Masuknya ajaran Islam di Nusantara khususnya Jawa membuat kegiatan semacam demikian oleh para Wali Songo dibalut dengan ajaran-ajaran Islam, sehingga dikenal dengan akulturasi antara kebudayaan atau tradisi dengan ajaran agama. Kecerdasan para wali ini yang membuat ajaran Islam bisa diterima dengan terbuka oleh kalangan masyarakat setempat, khususnya Jawa pedalaman Selatan. Bahkan tidak bisa dipungkiri keraton selaku pemangku kebijakan kebudayaan pada saat itu ikut andil dalam melakukan islamisasi dengan corak kebudayaan yang berlaku (Marx Woorward, 2006:4).
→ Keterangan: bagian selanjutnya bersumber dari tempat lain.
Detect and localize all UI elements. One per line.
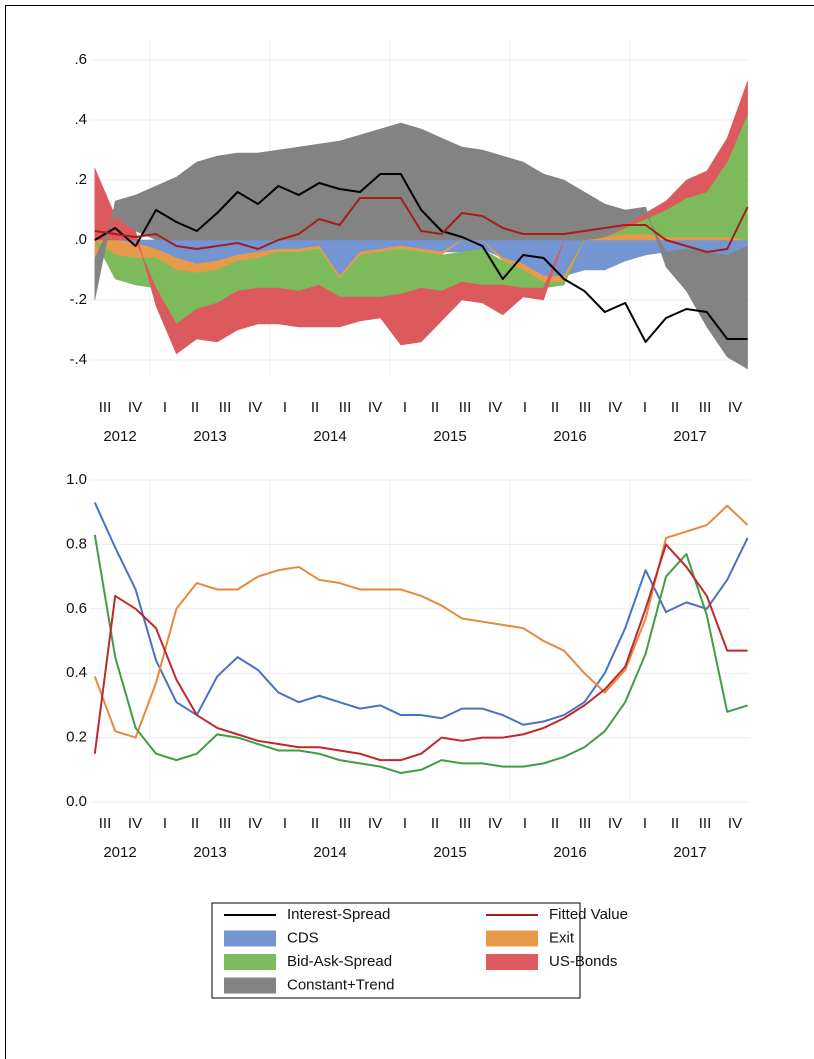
year-label: 2013	[193, 428, 226, 445]
year-label: 2015	[433, 428, 466, 445]
x-tick-label: II	[431, 815, 439, 832]
year-label: 2013	[193, 844, 226, 861]
x-tick-label: I	[523, 399, 527, 416]
y-tick-label: 0.4	[66, 664, 87, 681]
year-label: 2012	[103, 428, 136, 445]
x-tick-label: IV	[728, 815, 742, 832]
x-tick-label: II	[551, 815, 559, 832]
x-tick-label: III	[339, 815, 352, 832]
x-tick-label: IV	[248, 399, 262, 416]
y-tick-label: 1.0	[66, 471, 87, 488]
year-label: 2017	[673, 844, 706, 861]
y-tick-label: -.2	[69, 291, 87, 308]
line	[94, 173, 748, 343]
x-tick-label: III	[579, 815, 592, 832]
x-tick-label: III	[459, 815, 472, 832]
legend-label: US-Bonds	[549, 953, 617, 970]
frame	[5, 5, 814, 1059]
year-label: 2016	[553, 844, 586, 861]
x-tick-label: III	[339, 399, 352, 416]
y-tick-label: 0.8	[66, 535, 87, 552]
x-tick-label: II	[311, 399, 319, 416]
x-tick-label: II	[551, 399, 559, 416]
line	[93, 504, 749, 739]
y-tick-label: .4	[74, 111, 87, 128]
legend-label: Interest-Spread	[287, 906, 390, 923]
legend-swatch	[486, 930, 538, 947]
x-tick-label: I	[643, 815, 647, 832]
x-tick-label: II	[671, 399, 679, 416]
x-tick-label: I	[523, 815, 527, 832]
x-tick-label: I	[163, 815, 167, 832]
x-tick-label: I	[283, 399, 287, 416]
legend-label: Constant+Trend	[287, 976, 394, 993]
x-tick-label: III	[219, 815, 232, 832]
x-tick-label: III	[579, 399, 592, 416]
year-label: 2015	[433, 844, 466, 861]
x-tick-label: II	[671, 815, 679, 832]
x-tick-label: IV	[368, 815, 382, 832]
x-tick-label: III	[99, 815, 112, 832]
legend-label: CDS	[287, 929, 319, 946]
x-tick-label: IV	[368, 399, 382, 416]
x-tick-label: IV	[728, 399, 742, 416]
line	[93, 534, 748, 775]
year-label: 2012	[103, 844, 136, 861]
line	[93, 502, 749, 726]
x-tick-label: IV	[488, 815, 502, 832]
y-tick-label: 0.2	[66, 729, 87, 746]
x-tick-label: IV	[128, 815, 142, 832]
x-tick-label: I	[403, 399, 407, 416]
x-tick-label: IV	[488, 399, 502, 416]
x-tick-label: II	[191, 815, 199, 832]
year-label: 2014	[313, 844, 346, 861]
x-tick-label: II	[431, 399, 439, 416]
area	[94, 122, 748, 370]
x-tick-label: III	[99, 399, 112, 416]
legend-swatch	[224, 930, 276, 947]
x-tick-label: I	[643, 399, 647, 416]
x-tick-label: III	[459, 399, 472, 416]
line	[93, 543, 748, 762]
x-tick-label: I	[283, 815, 287, 832]
year-label: 2016	[553, 428, 586, 445]
y-tick-label: .6	[74, 51, 87, 68]
x-tick-label: IV	[608, 399, 622, 416]
x-tick-label: IV	[608, 815, 622, 832]
x-tick-label: III	[699, 815, 712, 832]
x-tick-label: I	[403, 815, 407, 832]
area	[94, 80, 748, 355]
x-tick-label: III	[699, 399, 712, 416]
x-tick-label: II	[311, 815, 319, 832]
legend-swatch	[486, 954, 538, 970]
y-tick-label: -.4	[69, 351, 87, 368]
x-tick-label: II	[191, 399, 199, 416]
x-tick-label: III	[219, 399, 232, 416]
y-tick-label: .0	[74, 231, 87, 248]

Uniknya adalah, keraton tidak hanya sebagai pemangku kebijakan politik dan ekonomi, melainkan juga harus memangku kebijakan terkait dengan proses penyebaran agama Islam. Bahkan tak ayal, semua pangeran yang mau menjadi raja harus mendapatkan pendidikan dari pesantren supaya paham betul dengan ilmu-ilmu agama sebelum menjadi raja sebagai pemangku kebijakan untuk rakyatnya. Dengan melihat hal demikian, sampai detik ini keraton menjadi patron pemangku kebijakan terkait dengan kebudayaan Islam, salah satunya terkait dengan Nyadran.
Sebagai patron yang menyebarkan tradisi Islam sejak dulu, maka, secara otomatis masyarakat Islam yang patuh dengan tata aturan keraton sudah barang tentu melalukan tradisi-tradisi yang sesuai dengan ke-diri-an mereka dan aturan yang dikeluarkan oleh pihak keraton. Kita lihat misalnya dalam tradisi nyadran pelaksanaan nyadran biasanya ada yang melakukan tanggal 10, 15, 20, dan 23 Sya’ban yang itu sesuai dengan kesepakatan dan tradisi mudhun dan munggah. Hal ini diartikan sebagai para arwah leluhur turun untuk melihat anak cucunya yang masih hidup di dunia. Maka tidak heran jika nyadran diartikan sebagai hubungan manusia dengan orang yang sudah meninggal.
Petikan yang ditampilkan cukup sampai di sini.